Today, most color devices come with device profiles created by the manufacturer. These are known as generic, or canned, profiles because they represent averaged data from a particular device model as it behaved at the factory. Manufacturers typically follow the process described in the preceding section and in other chapters in this book to create profiles for their devices.
While generic profiles are convenient, the challenge is that they're, well, generic. Each physical unit of any given make and model of device is going to be slightly different from the others, and environmental factors and the age of the device also affect the device's color reproduction capabilities. Generic profiles do not factor in such unique characteristics. In some cases, generic profiles aren't bad, particularly those for some desktop printers that are linear in response (they perform as you expect them to) or have built-in calibration utilities. Some printer manufacturers include different profiles for the various types of ink and paper combinations they manufacture. Using these profiles will definitely improve the predictability and accuracy of color reproduction. But for other devices, such as displays, generic profiles will have minimal impact on the results.
Obtaining Generic Profiles
The easiest way to acquire generic profiles, as just explained, is from device manufacturers. Scanners, displays, and printers typically come with generic profiles that are installed automatically with the device software. In some cases, however, you may need to download the profiles separately. Some vendors make profiles available for download from their Web sites, including profiles for different printer paper and ink combinations.

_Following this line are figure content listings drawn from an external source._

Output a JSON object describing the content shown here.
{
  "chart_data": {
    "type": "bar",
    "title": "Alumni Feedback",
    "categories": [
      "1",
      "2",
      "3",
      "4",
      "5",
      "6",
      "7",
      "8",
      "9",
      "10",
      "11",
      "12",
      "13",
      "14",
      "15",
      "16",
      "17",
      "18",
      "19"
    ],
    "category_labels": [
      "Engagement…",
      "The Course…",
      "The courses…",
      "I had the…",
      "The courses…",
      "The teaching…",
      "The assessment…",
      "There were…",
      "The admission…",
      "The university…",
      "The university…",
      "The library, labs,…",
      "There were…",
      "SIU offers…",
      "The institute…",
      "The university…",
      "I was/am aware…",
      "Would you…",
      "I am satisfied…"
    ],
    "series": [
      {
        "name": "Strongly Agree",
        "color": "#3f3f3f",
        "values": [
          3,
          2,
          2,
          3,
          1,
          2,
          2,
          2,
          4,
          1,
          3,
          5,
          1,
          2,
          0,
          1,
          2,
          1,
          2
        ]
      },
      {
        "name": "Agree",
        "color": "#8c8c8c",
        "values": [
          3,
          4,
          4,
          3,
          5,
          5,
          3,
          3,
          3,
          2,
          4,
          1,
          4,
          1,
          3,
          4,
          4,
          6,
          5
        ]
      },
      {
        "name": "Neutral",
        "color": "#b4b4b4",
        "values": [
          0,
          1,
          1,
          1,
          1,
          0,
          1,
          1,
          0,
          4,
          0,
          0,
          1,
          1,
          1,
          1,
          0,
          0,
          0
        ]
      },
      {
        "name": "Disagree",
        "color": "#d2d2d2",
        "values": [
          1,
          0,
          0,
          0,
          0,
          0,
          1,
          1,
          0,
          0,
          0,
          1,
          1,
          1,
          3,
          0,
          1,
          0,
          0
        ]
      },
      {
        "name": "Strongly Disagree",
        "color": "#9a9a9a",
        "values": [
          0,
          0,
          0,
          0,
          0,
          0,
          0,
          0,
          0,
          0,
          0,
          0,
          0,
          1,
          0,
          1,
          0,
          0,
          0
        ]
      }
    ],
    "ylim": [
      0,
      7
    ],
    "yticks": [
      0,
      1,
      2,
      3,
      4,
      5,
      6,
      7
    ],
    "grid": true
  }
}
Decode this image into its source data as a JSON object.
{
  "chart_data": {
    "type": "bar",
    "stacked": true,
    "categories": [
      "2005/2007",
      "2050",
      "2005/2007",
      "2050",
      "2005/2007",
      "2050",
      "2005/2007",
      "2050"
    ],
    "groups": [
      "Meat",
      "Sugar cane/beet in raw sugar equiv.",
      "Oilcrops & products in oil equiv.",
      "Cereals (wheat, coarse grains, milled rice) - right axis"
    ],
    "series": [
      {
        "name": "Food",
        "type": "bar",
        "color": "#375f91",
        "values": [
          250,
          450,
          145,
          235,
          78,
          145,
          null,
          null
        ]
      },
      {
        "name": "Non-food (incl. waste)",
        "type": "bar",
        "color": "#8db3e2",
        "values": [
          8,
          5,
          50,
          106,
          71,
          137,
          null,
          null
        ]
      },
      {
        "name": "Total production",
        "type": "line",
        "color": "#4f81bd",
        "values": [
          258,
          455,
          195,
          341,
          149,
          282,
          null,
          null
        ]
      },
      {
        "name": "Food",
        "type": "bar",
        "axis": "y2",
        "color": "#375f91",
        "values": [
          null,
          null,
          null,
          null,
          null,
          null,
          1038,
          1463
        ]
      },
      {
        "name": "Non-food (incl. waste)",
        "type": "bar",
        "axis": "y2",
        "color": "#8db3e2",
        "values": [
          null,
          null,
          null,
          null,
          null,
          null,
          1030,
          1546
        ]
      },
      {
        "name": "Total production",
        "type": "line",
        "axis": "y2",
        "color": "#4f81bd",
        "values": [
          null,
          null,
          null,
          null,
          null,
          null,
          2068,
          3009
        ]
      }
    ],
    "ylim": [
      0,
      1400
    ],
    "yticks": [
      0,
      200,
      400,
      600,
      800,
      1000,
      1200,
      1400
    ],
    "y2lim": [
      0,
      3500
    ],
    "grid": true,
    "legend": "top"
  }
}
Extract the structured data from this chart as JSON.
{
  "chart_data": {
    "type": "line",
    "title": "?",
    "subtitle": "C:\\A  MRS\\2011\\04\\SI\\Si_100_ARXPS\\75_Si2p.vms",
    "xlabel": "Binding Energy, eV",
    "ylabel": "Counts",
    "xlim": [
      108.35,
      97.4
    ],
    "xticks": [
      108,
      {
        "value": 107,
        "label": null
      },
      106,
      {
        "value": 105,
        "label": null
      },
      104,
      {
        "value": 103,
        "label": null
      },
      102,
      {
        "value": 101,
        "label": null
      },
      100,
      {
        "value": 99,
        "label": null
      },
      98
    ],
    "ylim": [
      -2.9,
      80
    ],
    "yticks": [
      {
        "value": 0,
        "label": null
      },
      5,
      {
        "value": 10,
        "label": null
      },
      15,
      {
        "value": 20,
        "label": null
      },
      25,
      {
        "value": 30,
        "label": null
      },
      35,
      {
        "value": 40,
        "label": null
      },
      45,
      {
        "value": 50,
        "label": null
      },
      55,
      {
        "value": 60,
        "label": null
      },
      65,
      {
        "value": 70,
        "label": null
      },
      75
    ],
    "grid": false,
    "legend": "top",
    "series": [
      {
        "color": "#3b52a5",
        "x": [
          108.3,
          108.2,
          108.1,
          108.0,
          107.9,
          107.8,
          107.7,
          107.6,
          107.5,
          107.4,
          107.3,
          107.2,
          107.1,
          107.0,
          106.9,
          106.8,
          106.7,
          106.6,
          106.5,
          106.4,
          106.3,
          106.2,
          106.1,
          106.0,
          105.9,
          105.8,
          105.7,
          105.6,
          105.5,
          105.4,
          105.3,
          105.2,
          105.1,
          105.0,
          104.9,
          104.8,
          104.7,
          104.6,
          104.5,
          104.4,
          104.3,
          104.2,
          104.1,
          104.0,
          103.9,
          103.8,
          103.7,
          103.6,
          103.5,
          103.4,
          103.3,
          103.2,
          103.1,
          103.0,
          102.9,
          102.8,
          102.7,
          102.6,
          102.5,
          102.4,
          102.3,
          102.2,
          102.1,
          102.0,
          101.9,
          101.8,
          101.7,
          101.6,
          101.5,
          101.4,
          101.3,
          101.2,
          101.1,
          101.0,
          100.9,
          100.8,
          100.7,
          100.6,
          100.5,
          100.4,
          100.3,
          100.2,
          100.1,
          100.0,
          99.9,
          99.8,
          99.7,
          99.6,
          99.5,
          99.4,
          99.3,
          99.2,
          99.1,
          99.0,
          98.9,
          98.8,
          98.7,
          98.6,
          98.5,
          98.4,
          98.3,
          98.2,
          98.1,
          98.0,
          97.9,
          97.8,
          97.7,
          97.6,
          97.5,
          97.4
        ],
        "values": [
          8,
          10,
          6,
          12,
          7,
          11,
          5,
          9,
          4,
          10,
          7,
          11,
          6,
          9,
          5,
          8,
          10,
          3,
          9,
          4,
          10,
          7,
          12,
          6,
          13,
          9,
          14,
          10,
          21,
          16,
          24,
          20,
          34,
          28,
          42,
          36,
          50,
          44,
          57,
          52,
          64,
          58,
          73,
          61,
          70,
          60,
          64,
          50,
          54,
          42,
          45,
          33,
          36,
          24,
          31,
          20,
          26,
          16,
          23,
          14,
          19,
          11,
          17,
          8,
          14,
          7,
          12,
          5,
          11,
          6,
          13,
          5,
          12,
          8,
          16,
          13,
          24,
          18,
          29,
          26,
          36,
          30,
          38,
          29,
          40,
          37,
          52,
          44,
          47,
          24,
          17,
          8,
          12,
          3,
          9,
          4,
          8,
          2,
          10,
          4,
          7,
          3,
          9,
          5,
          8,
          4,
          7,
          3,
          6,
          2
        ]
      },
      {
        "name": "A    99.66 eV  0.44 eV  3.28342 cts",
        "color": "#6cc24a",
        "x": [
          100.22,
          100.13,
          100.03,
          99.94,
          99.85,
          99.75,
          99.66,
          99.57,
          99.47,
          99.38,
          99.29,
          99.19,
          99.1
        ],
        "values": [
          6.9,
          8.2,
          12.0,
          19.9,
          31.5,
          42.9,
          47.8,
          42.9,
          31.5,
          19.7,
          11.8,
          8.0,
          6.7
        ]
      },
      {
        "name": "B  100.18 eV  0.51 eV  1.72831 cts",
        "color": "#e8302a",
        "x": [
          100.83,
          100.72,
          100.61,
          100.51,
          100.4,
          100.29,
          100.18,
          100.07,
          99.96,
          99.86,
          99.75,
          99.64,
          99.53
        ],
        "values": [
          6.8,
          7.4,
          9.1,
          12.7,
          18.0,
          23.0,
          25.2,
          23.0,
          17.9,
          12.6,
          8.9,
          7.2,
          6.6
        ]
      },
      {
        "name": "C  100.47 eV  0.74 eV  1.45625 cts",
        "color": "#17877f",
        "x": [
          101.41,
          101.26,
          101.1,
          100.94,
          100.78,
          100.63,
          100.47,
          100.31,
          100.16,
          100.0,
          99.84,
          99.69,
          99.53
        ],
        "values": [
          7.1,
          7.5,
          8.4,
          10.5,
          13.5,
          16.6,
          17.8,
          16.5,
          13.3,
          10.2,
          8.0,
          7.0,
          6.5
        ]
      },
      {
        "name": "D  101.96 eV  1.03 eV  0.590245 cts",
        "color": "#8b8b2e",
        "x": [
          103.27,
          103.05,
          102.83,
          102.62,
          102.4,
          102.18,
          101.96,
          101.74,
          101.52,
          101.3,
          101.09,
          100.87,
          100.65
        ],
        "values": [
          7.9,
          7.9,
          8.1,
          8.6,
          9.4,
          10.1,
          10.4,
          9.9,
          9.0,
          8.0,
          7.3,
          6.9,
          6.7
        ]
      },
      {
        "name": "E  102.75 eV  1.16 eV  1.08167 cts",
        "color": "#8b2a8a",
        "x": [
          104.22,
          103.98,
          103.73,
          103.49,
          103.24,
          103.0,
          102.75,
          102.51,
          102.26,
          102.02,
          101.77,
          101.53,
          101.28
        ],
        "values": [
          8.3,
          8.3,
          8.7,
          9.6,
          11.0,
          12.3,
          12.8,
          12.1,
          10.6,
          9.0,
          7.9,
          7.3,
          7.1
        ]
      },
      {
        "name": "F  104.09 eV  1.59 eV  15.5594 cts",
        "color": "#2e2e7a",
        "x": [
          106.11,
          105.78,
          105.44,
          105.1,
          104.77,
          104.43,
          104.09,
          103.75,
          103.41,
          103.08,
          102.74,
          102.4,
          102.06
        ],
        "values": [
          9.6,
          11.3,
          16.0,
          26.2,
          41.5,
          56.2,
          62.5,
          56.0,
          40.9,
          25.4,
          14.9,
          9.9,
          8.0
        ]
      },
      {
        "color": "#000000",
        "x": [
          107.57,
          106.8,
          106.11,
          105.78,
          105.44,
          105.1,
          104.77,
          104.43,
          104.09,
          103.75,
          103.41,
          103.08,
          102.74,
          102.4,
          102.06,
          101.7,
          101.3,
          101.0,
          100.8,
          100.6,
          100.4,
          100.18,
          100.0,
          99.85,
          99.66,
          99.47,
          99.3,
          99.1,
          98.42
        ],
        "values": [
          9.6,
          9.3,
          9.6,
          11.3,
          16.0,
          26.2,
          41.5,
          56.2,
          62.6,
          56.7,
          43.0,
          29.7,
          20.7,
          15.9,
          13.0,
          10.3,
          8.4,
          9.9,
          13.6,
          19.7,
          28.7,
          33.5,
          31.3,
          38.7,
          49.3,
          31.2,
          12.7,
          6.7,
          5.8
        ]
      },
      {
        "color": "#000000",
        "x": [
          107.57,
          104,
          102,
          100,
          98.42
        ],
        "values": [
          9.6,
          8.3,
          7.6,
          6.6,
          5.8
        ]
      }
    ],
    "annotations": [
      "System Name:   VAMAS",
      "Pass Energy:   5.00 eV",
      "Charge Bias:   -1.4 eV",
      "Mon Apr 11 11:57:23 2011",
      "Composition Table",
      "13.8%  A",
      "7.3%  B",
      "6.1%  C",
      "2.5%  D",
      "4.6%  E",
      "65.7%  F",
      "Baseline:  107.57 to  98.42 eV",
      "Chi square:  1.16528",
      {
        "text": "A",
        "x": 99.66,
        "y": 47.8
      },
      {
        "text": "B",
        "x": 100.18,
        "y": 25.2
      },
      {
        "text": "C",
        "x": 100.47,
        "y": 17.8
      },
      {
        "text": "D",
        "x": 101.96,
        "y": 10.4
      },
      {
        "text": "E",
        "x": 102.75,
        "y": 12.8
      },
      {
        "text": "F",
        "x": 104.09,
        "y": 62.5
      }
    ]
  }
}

There are other ways to obtain generic profiles. Most imaging applications include a set of profiles for common working spaces and devices. A good place to start is with Adobe Photoshop, which is likely to be the most common color management application you'll use.
Adobe Photoshop ships with a variety of profiles, including these:
- Adobe RGB (1998)
- Apple RGB
- ColorMatch RGB
- U.S. Web Coated (SWOP) v2
- U.S. Web Uncoated v2
- U.S. Sheetfed Coated v2
- U.S. Sheetfed Uncoated v2
- Euroscale Coated v2
- Euroscale Uncoated v2
- Japan Standard v2
Another way to obtain generic profiles is through profiling services, service bureaus, and printers that have profiled their devices and presses and have made those profiles available on their Web sites. Other services offer a repository of profiles for different offset and digital photo printers. Dry Creek Photo, for example, offers a database of profiles at www.drycreekphoto.com for digital photo printers around the country—a useful resource if you outsource image printing.
Finally, there's—you guessed it—the Internet. A variety of Internet sites offer profiles, typically a combination of free and for-sale profiles. For example, the Seattle firm Chromix has an area on its Web site (www.chromix.com) where you can find and download profiles for a variety of devices, including printing presses.
Installing Generic Profiles
If you decide to use generic profiles to get your color management workflow rolling, choose one of the methods described in the preceding section to obtain one or more profiles for devices in your workflow and then perform the following steps to install them:
- Download the profile or profiles from the Internet to your computer, or if the profiles come as part of an installer, double-click the installer to install the profiles.
- If the profiles are not part of an installer, right-click the profile and select Install Profile.
After you complete the installation, you can use ColorThink to verify that the profile installed correctly.